Dad was promoted to a vice president at KVPD in 1968, an occasion I remember as very exciting to me at age twelve. A vice president! That sounded so important! I recall Dad telling me at the time though that it was not something I should go bragging about to my friends. He thought that kind of behavior was something to be avoided--a good lesson for me to learn.

Is it plausible that someone with a humble background like Don Draper could really rise to such prominence at an important agency? That sure wouldn’t happen today, but things were different in the 1960s. My dad always felt bad that he didn’t get to go to college, but his intelligence and writing skills made that no obstacle to his success. Those talents were what got him into advertising in the first place (at GE Medical), and it was hard work and skill that landed him at the agency and brought him great success over the years to come.

Blog, I just had to laugh during one episode of “Mad Men,” when they referred to “the Kimberly Clark account.” In fact my dad had the Kimberly Clark Papers account (meaning stationery and printing papers)! Perhaps his coolest project ever was an award-winning campaign involving the creation of a book about that famed tourist attraction, the House on the Rock. The book was designed to show off various types of Kimberly Clark papers. Dad interviewed HOTR creator Alex Jordan and wrote the copy. It turned out to be an amazing little book, back when HOTR was amazing and still little.

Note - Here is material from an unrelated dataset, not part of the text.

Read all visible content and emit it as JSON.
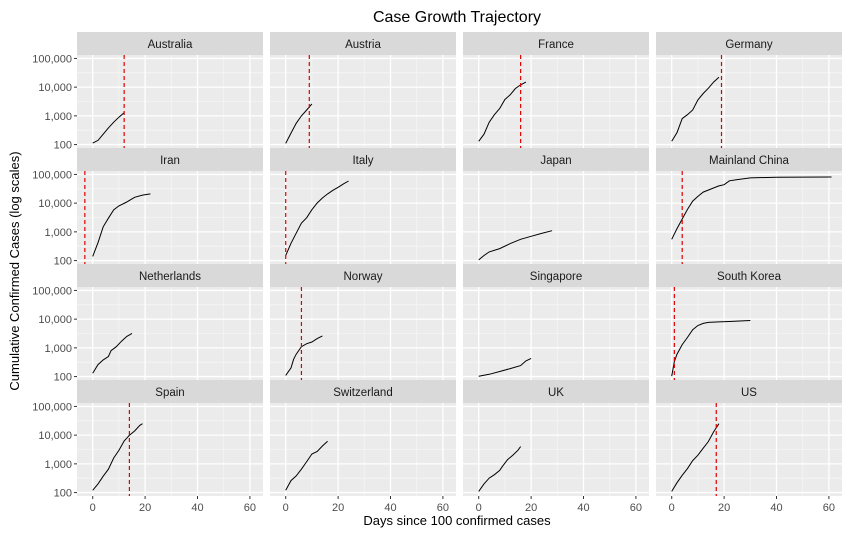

What about all the frightening office politics? Also very true to life, Blog. The old Ad Game is exciting but not always fun. When I was in high school things got pretty hairy, and eventually KVPD was merged into a larger firm, Hoffman York, not too unlike the situation on Mad Men this past season. Dad emerged unscathed, and began his in-house marketing career in 1975 as Advertising Manager of Master Lock. I realize we’ve passed out of the Mad Men era now, but Dad had some fun exploits at Master that are worth mentioning.


Master Lock is most famous for its “Tough Under Fire” campaign, which continued for many years and predated my dad. He worked on this campaign with Master’s agency, Cramer-Krasselt. That of course entailed working on the renowned series of Super Bowl ads that showed a lock being shot with a gun and still refusing to open. In 1989, a 30 second spot cost $675,000. But as Dad told a Milwaukee Journal reporter that year, “You aren’t buying 30 seconds, you’re buying 76 million people.” (In 2010, make that $3 million and 90+ million viewers.)

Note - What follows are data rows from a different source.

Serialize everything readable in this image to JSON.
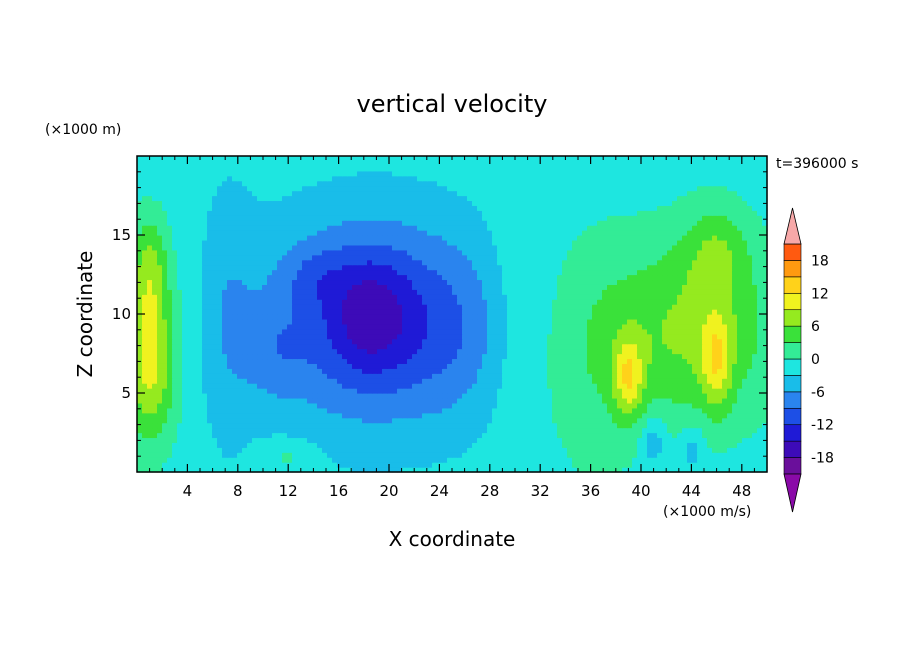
{
  "chart_data": {
    "type": "heatmap",
    "title": "vertical velocity",
    "xlabel": "X coordinate",
    "ylabel": "Z coordinate",
    "x_unit": "(×1000 m/s)",
    "y_unit": "(×1000 m)",
    "time_label": "t=396000 s",
    "xlim": [
      0,
      50
    ],
    "ylim": [
      0,
      20
    ],
    "x_ticks": [
      4,
      8,
      12,
      16,
      20,
      24,
      28,
      32,
      36,
      40,
      44,
      48
    ],
    "y_ticks": [
      5,
      10,
      15
    ],
    "colorbar": {
      "levels": [
        -21,
        -18,
        -15,
        -12,
        -9,
        -6,
        -3,
        0,
        3,
        6,
        9,
        12,
        15,
        18,
        21
      ],
      "tick_labels": [
        18,
        12,
        6,
        0,
        -6,
        -12,
        -18
      ],
      "colors": [
        "#6a0f9b",
        "#3d0bb8",
        "#1f1ad6",
        "#1d4fe6",
        "#2a84ee",
        "#19bde9",
        "#1ee6e0",
        "#33ec96",
        "#3ae13a",
        "#95ea1f",
        "#f0f21f",
        "#ffd21a",
        "#ff9a10",
        "#ff5a10",
        "#ee1a14"
      ],
      "under_color": "#8a0aa8",
      "over_color": "#f7a8a8"
    },
    "features": [
      {
        "x": 18.5,
        "z": 9.5,
        "sx": 9.0,
        "sz": 7.0,
        "w": -9
      },
      {
        "x": 18.5,
        "z": 10.0,
        "sx": 3.5,
        "sz": 4.0,
        "w": -7
      },
      {
        "x": 14.0,
        "z": 12.5,
        "sx": 2.5,
        "sz": 2.0,
        "w": -3
      },
      {
        "x": 25.0,
        "z": 9.0,
        "sx": 4.0,
        "sz": 5.5,
        "w": -3
      },
      {
        "x": 11.0,
        "z": 7.5,
        "sx": 2.5,
        "sz": 3.0,
        "w": -3
      },
      {
        "x": 7.0,
        "z": 10.0,
        "sx": 2.5,
        "sz": 9.0,
        "w": -3
      },
      {
        "x": 1.0,
        "z": 7.0,
        "sx": 2.0,
        "sz": 5.0,
        "w": 12
      },
      {
        "x": 1.0,
        "z": 13.0,
        "sx": 1.5,
        "sz": 3.5,
        "w": 7
      },
      {
        "x": 44.0,
        "z": 9.0,
        "sx": 7.0,
        "sz": 6.0,
        "w": 8
      },
      {
        "x": 39.0,
        "z": 6.0,
        "sx": 1.2,
        "sz": 2.5,
        "w": 9
      },
      {
        "x": 46.0,
        "z": 7.0,
        "sx": 1.2,
        "sz": 3.0,
        "w": 8
      },
      {
        "x": 46.0,
        "z": 14.0,
        "sx": 2.5,
        "sz": 3.0,
        "w": 5
      },
      {
        "x": 36.0,
        "z": 7.0,
        "sx": 4.0,
        "sz": 8.0,
        "w": 3
      },
      {
        "x": 41.0,
        "z": 2.0,
        "sx": 1.0,
        "sz": 1.5,
        "w": -5
      },
      {
        "x": 44.0,
        "z": 1.5,
        "sx": 1.0,
        "sz": 1.5,
        "w": -4
      },
      {
        "x": 12.0,
        "z": 1.0,
        "sx": 2.0,
        "sz": 1.0,
        "w": 3
      },
      {
        "x": 30.0,
        "z": 10.0,
        "sx": 2.0,
        "sz": 10.0,
        "w": 1.5
      },
      {
        "x": 4.5,
        "z": 10.0,
        "sx": 1.5,
        "sz": 10.0,
        "w": 1.0
      }
    ],
    "background_value": -1.5
  }
}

Dad interfaced often with the media and the public on topics related to locks and security. He also dealt with requests for using Master Locks in movies, like the time he took a phone call from Wes Craven. Yes, that Wes Craven. Mr. Craven wanted to use Master Locks in his movie “Nightmare on Elm Street.” They had a very amusing conversation; Dad had to laugh at the idea of the locks appearing in a slasher film. Wes Craven said, said “It may not be Shakespeare but the money is no laughing matter!” He even sent Dad an autographed photo of Robert “Freddy Krueger” Englund. Alas, Blog, it has been lost to prosperity, but it’s bright in my memory!

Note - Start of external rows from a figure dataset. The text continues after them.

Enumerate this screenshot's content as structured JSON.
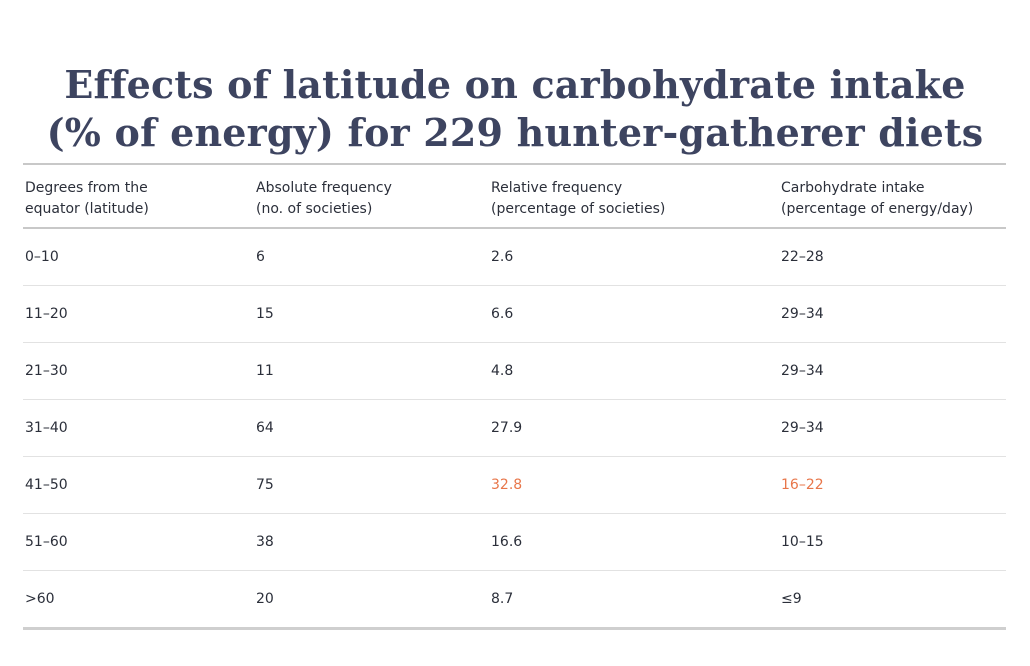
{
  "title": {
    "line1": "Effects of latitude on carbohydrate intake",
    "line2": "(% of energy) for 229 hunter-gatherer diets"
  },
  "columns": [
    {
      "line1": "Degrees from the",
      "line2": "equator (latitude)"
    },
    {
      "line1": "Absolute frequency",
      "line2": "(no. of societies)"
    },
    {
      "line1": "Relative frequency",
      "line2": "(percentage of societies)"
    },
    {
      "line1": "Carbohydrate intake",
      "line2": "(percentage of energy/day)"
    }
  ],
  "rows": [
    {
      "latitude": "0–10",
      "absolute": "6",
      "relative": "2.6",
      "carb": "22–28"
    },
    {
      "latitude": "11–20",
      "absolute": "15",
      "relative": "6.6",
      "carb": "29–34"
    },
    {
      "latitude": "21–30",
      "absolute": "11",
      "relative": "4.8",
      "carb": "29–34"
    },
    {
      "latitude": "31–40",
      "absolute": "64",
      "relative": "27.9",
      "carb": "29–34"
    },
    {
      "latitude": "41–50",
      "absolute": "75",
      "relative": "32.8",
      "carb": "16–22"
    },
    {
      "latitude": "51–60",
      "absolute": "38",
      "relative": "16.6",
      "carb": "10–15"
    },
    {
      "latitude": ">60",
      "absolute": "20",
      "relative": "8.7",
      "carb": "≤9"
    }
  ],
  "colors": {
    "title": "#3d4460",
    "text": "#2b2f3a",
    "highlight": "#e8764a",
    "rule": "#c8c8c8"
  }
}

One of the most interesting times Dad ever had was when he was involved with the production of a 15 second TV commercial for Master’s “Tough Stripes,” lock, a high-tech bike lock introduced in 1987. He got to work both with models painted black and yellow and with a live tiger, as you see in these awesome photos, Blog! For 15 seconds of footage it took a day’s shoot in Toronto and two days of production time in Chicago.



Dad retired in 1991 but for several years afterwards had a small freelance advertising business. It’s in the blood, what can I say? Today I do in-house marketing in a position a bit like his at Master Lock, his granddaughter Katie does production art and internet interactive work at Cramer-Krasselt (yep, the same Cramer-Krasselt!), and his other granddaughter Amanda works in ecommerce at Kohls corporate.

Oh, and Dad’s a very passionate fan of “Mad Men.”